His other quirk is that when you arrive at his house, Charlie will bark and run up to you in greeting, and then he will go, grab a shoe and bring it to you. Occasionally, he will grab one of my sister’s bras, but more usually it’s a shoe. This is because when my brother-in-law was training Charlie, he thought it would be really cool to have a dog that would bring him his slippers in the morning. Charlie somehow decided that people like shoes, and so he will do his best to give you a shoe. He does this so often that when my niece was really little, she thought this was just what you did when you had visitors, so arriving at my sister’s house, you’d get presented with unmatched shoes by a toddler and a dog.
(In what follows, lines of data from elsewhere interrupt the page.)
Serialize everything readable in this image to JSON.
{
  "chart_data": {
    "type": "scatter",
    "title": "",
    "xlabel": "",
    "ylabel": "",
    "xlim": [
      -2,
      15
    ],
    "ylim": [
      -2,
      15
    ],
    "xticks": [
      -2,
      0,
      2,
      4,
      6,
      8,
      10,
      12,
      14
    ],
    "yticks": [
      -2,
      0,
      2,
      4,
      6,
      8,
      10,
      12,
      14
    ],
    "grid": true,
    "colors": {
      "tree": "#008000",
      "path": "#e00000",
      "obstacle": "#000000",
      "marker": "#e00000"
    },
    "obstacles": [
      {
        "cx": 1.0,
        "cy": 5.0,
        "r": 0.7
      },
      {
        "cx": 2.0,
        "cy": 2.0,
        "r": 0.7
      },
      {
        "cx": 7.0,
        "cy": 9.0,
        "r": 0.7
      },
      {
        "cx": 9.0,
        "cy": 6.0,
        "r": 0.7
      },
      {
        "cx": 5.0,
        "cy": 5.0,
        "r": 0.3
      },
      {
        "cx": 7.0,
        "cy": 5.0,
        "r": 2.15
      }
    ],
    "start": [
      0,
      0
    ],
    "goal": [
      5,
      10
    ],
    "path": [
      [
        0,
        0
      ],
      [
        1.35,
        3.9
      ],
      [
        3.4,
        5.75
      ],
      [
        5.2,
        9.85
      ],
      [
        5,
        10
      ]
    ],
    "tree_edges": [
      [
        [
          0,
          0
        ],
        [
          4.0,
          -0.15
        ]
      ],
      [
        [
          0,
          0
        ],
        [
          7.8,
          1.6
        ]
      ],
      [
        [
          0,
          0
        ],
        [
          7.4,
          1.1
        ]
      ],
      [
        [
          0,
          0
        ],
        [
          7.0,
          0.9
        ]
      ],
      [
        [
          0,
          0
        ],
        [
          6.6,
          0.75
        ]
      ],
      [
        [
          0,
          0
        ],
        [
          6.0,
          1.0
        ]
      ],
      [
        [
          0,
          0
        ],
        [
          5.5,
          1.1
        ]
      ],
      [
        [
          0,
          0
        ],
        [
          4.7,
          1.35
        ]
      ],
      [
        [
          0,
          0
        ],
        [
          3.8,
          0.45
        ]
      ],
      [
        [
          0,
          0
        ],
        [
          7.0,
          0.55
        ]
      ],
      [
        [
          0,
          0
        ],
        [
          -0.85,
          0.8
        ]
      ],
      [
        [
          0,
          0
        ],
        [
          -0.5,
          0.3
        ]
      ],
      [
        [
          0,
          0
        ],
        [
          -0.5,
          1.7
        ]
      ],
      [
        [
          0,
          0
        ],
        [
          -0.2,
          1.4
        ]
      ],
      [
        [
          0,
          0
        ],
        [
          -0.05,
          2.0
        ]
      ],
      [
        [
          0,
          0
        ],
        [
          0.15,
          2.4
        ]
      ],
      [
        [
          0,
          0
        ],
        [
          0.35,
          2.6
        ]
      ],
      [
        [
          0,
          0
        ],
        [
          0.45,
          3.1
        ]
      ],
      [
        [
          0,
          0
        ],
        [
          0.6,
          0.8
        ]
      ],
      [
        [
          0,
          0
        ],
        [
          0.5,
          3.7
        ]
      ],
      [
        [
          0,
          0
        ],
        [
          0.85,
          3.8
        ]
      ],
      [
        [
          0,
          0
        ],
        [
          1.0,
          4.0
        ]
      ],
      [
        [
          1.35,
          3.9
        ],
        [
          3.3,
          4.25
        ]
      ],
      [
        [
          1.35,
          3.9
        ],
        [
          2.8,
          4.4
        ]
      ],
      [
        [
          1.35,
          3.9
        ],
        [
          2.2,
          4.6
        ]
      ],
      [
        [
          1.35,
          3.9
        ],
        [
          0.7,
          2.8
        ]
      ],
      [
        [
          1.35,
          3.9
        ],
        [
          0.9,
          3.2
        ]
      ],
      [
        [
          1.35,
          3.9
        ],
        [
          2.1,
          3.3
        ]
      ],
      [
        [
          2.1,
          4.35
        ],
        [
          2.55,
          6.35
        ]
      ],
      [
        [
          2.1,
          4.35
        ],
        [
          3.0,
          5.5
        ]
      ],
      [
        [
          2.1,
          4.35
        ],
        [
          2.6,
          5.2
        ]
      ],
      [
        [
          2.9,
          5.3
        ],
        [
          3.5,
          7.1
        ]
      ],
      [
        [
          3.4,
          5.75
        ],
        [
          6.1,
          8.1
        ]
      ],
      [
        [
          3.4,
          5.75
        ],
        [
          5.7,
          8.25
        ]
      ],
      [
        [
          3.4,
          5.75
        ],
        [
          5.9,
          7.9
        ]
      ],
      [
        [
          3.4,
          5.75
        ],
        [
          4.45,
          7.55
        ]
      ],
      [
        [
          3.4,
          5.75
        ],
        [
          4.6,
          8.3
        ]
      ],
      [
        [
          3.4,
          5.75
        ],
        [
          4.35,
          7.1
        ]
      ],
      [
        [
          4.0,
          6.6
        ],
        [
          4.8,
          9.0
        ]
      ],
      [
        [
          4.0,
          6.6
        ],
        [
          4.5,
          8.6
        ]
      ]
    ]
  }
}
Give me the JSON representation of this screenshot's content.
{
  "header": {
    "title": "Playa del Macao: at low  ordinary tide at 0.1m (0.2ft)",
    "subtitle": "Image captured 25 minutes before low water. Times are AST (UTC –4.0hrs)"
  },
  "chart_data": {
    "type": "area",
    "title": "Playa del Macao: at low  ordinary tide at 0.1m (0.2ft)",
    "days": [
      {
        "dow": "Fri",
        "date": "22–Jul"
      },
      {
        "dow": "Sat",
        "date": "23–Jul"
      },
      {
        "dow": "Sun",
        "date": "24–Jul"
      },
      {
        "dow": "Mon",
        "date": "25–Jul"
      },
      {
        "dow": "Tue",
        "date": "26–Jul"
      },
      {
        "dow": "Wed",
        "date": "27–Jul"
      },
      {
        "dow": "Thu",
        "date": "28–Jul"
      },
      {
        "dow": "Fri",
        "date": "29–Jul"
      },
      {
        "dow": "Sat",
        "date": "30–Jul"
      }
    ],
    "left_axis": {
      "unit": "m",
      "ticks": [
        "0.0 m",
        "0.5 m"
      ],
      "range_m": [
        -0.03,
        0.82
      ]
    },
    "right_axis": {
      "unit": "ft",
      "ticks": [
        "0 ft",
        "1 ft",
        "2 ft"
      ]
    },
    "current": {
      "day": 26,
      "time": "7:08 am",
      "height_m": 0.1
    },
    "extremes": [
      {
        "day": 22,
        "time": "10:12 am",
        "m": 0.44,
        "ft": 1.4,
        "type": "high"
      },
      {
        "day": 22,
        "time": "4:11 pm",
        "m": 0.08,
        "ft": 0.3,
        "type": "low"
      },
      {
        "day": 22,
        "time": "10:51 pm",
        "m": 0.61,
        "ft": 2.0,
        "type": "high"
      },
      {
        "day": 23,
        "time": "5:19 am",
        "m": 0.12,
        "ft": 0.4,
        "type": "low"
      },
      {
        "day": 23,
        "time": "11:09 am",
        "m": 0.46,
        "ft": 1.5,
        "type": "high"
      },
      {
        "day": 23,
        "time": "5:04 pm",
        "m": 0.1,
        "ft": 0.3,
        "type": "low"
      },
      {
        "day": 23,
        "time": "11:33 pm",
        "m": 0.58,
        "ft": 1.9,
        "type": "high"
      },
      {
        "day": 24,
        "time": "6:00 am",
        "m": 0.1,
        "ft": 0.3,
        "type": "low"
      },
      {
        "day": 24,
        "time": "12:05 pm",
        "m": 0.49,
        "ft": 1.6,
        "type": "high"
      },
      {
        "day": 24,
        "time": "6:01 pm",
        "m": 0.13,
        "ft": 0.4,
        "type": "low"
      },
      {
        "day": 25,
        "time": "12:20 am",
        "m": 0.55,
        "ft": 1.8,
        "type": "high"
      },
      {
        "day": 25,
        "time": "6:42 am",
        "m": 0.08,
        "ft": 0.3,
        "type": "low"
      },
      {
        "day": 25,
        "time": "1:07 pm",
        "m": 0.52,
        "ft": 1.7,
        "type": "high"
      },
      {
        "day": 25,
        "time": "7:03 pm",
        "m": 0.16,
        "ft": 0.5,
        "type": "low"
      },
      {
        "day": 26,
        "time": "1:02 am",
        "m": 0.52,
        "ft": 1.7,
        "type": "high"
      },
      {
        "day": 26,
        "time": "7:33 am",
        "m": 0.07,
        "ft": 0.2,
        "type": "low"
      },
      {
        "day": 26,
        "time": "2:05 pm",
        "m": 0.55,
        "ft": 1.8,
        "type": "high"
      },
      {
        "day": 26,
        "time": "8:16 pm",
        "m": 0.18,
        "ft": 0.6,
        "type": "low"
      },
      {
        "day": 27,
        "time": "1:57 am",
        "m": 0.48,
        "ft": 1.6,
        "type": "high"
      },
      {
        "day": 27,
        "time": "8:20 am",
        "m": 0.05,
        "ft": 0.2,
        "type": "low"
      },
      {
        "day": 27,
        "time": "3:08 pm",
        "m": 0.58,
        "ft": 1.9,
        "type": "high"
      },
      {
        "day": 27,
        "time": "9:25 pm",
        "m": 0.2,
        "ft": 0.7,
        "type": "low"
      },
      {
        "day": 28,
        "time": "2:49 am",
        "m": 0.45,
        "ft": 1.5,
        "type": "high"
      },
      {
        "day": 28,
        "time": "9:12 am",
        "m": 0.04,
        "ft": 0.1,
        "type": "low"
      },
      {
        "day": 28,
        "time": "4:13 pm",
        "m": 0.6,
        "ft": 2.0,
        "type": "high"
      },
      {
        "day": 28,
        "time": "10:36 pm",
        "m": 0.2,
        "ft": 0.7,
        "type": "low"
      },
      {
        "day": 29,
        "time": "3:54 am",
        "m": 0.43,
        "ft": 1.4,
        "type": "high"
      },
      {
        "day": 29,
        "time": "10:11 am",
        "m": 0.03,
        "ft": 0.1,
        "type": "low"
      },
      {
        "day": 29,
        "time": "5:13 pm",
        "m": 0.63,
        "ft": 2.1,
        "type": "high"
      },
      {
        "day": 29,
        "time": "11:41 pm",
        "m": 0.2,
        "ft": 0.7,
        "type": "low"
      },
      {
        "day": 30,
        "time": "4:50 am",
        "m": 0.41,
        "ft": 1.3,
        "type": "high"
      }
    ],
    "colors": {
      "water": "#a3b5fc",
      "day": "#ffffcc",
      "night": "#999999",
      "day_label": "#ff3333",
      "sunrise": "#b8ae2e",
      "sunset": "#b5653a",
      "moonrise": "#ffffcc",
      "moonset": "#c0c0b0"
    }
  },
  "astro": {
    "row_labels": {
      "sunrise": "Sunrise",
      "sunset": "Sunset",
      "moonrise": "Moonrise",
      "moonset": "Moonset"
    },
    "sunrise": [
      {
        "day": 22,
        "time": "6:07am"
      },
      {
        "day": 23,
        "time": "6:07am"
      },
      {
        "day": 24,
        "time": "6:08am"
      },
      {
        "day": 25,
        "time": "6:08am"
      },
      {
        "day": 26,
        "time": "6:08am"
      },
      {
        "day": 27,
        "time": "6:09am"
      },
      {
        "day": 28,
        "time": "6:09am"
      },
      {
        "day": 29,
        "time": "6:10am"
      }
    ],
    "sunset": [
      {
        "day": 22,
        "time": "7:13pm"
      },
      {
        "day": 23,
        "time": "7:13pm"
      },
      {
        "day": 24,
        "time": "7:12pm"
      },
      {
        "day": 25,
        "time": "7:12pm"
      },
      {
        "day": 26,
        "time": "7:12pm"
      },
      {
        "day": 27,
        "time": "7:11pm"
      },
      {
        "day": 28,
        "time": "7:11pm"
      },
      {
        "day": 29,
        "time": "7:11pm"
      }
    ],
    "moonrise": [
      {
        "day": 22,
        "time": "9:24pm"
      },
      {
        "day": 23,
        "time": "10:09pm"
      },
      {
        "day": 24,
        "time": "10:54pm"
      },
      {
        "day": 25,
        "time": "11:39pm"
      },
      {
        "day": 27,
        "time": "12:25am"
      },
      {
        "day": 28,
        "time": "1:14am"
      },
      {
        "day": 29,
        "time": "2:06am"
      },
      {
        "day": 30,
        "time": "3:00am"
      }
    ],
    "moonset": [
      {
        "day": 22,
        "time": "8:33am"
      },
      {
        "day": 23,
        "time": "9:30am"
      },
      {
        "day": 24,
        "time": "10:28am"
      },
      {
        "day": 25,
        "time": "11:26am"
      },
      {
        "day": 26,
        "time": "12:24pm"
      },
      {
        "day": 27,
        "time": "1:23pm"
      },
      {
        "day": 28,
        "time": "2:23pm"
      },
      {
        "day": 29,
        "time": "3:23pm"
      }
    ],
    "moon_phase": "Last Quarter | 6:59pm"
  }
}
The night before my sister’s wedding, I slept on the sofa at their house. There was quite a sharp earthquake in the night. Charlie got scared, and decided to sleep on top of me. As a Labrador is quite a big dog, this wasn’t exactly comfortable, but I didn’t have the heart to tell him ‘no.’ I think Charlie worked out that I was a soft touch, because when I dogsit him, he does things he knows he will never be allowed to when his family is home: sleep on the beds and climb onto the sofa. In fact, my sister and brother in law recently got rid of his dog bed because Charlie has starting ignoring it and sleeping on the sofa even when they’re home. The sofa is his now.
He’s very elderly now, and has had several close shaves with death—both times due to eating things he should not have eaten and getting very, very sick. He spends most of his day sleeping but never passes on the opportunity to go out for a walk around the block. When you drop food on the floor, he is the best clean up crew, and if you’re cooking, he has a knack for lying in the exact most inconvenient space.
In short, if he is not the best dog ever, he is definitely a top contender. Good dog, Charlie. Good dog.